Sure, it’s temporary. That new couch you ordered at 2 a.m. will feel revolutionary for, oh, two weeks. Then you’ll notice it stains easily, sits awkwardly in your oddly shaped living room, and doesn’t actually hug you when you cry.

But the cycle is addictive: want, buy, regret, repeat. Retail therapy is the closest most of us get to “getting everything we want.” At least until the credit card bill arrives and you suddenly manifest a migraine.


Chapter 5: Social Media and the Illusion of “Having It All”

Instagram is the Louvre of curated desires.

Scroll for five minutes and you’ll be convinced that everyone except you is:

  • Drinking mimosas on yachts.

  • Raising photogenic toddlers in minimalist houses.

  • Running side hustles that print money.

  • Aging backward like Benjamin Button.

What you don’t see:

  • The yacht is rented by the hour.

  • The toddler just threw quinoa at the wall.

  • The side hustle nets $23 a month.

  • Botox is doing the Benjamin Button thing.

Social media thrives on the myth that you can get everything you want, because it tricks you into thinking other people already have. The truth? They’re just better at hiding their Amazon boxes off-camera.


Chapter 6: The Comedy of Desire

Want to know the real punchline? Even if you got everything you wanted, you wouldn’t be satisfied.

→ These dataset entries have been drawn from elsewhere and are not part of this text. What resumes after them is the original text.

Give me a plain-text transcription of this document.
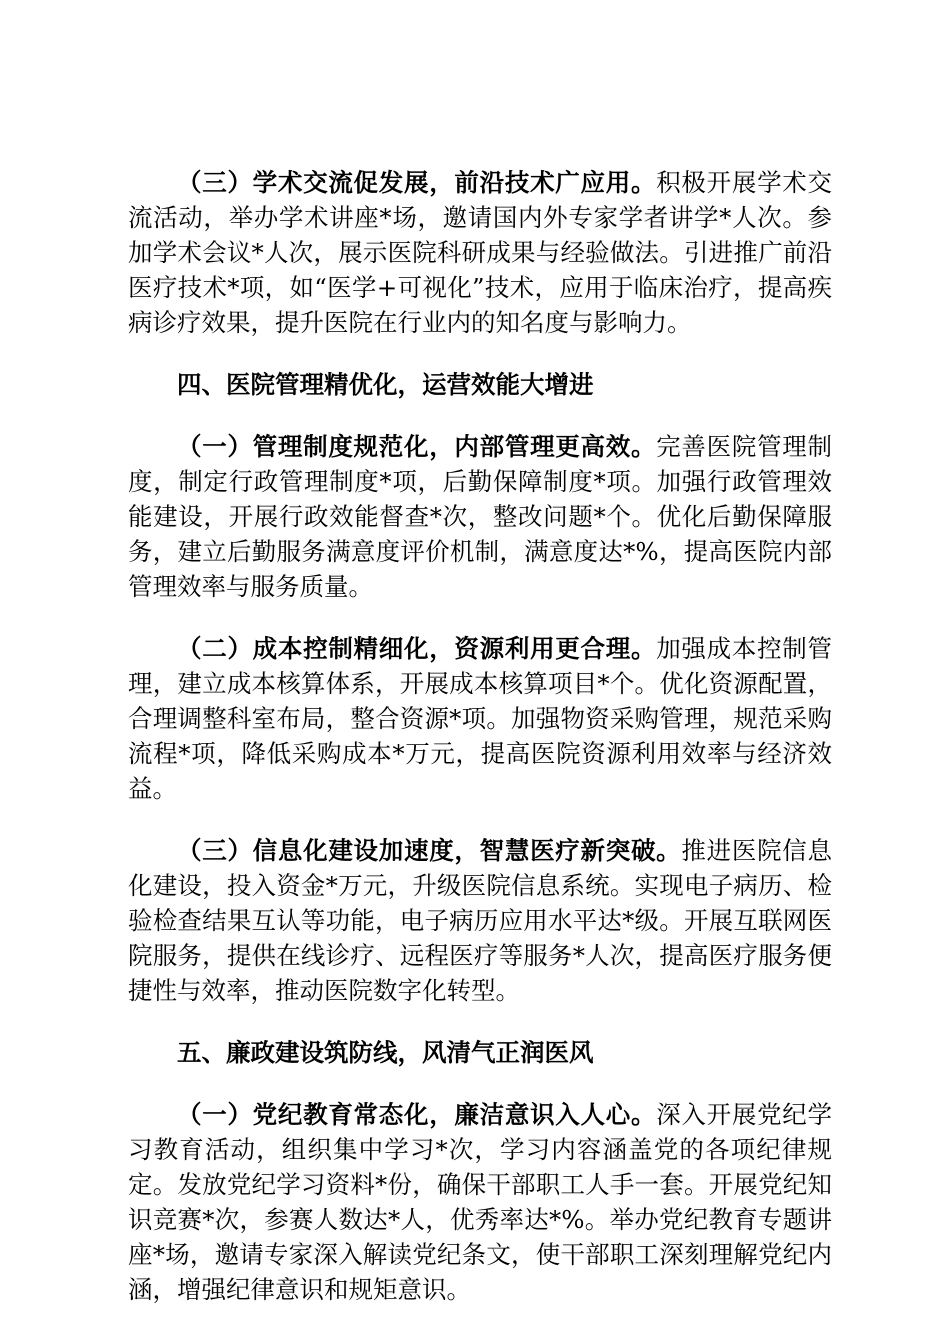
（三）学术交流促发展，前沿技术广应用。积极开展学术交流活动，举办学术讲座*场，邀请国内外专家学者讲学*人次。参加学术会议*人次，展示医院科研成果与经验做法。引进推广前沿医疗技术*项，如“医学+可视化”技术，应用于临床治疗，提高疾病诊疗效果，提升医院在行业内的知名度与影响力。

四、医院管理精优化，运营效能大增进

（一）管理制度规范化，内部管理更高效。完善医院管理制度，制定行政管理制度*项，后勤保障制度*项。加强行政管理效能建设，开展行政效能督查*次，整改问题*个。优化后勤保障服务，建立后勤服务满意度评价机制，满意度达*%，提高医院内部管理效率与服务质量。

（二）成本控制精细化，资源利用更合理。加强成本控制管理，建立成本核算体系，开展成本核算项目*个。优化资源配置，合理调整科室布局，整合资源*项。加强物资采购管理，规范采购流程*项，降低采购成本*万元，提高医院资源利用效率与经济效益。

（三）信息化建设加速度，智慧医疗新突破。推进医院信息化建设，投入资金*万元，升级医院信息系统。实现电子病历、检验检查结果互认等功能，电子病历应用水平达*级。开展互联网医院服务，提供在线诊疗、远程医疗等服务*人次，提高医疗服务便捷性与效率，推动医院数字化转型。

五、廉政建设筑防线，风清气正润医风

（一）党纪教育常态化，廉洁意识入人心。深入开展党纪学习教育活动，组织集中学习*次，学习内容涵盖党的各项纪律规定。发放党纪学习资料*份，确保干部职工人手一套。开展党纪知识竞赛*次，参赛人数达*人，优秀率达*%。举办党纪教育专题讲座*场，邀请专家深入解读党纪条文，使干部职工深刻理解党纪内涵，增强纪律意识和规矩意识。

Humans are Olympic-level experts in hedonic adaptation. That’s a fancy way of saying: once we get the thing, we get bored of the thing, and then we want the next thing.

It’s why billionaires still chase more billions. It’s why the guy who buys a Ferrari suddenly wants a private jet. It’s why your neighbor with the fancy grill is already browsing for an outdoor pizza oven.

The truth is, “everything you want” is a moving target. Even if you catch it, it runs off again wearing a different outfit.


Chapter 7: The Cynical Solution

So, how do you actually “get everything you want”? Here’s the ugly truth:

  • Lower your standards. No, lower. Keep going. There it is.

  • Reframe “everything” as “the bare minimum that keeps you sane.”

  • Pretend like you’re above it all while quietly crying into your third iced latte of the day.

Or—wild idea—stop trying to “get everything” and start making peace with the fact that no one does. Not the influencers, not the billionaires, not even Oprah (she still can’t get Stedman to marry her, and if Oprah can’t get everything she wants, neither can you).


Closing Sermon: The Joke’s on Us

Here’s the kicker: “Get everything you want” isn’t just a lie, it’s an exhausting lie. It’s the dangling carrot that keeps us running in circles.

Maybe the smarter play isn’t to chase “everything” at all. Maybe it’s to find a few things worth wanting—and then want them fully, deeply, without needing the whole buffet.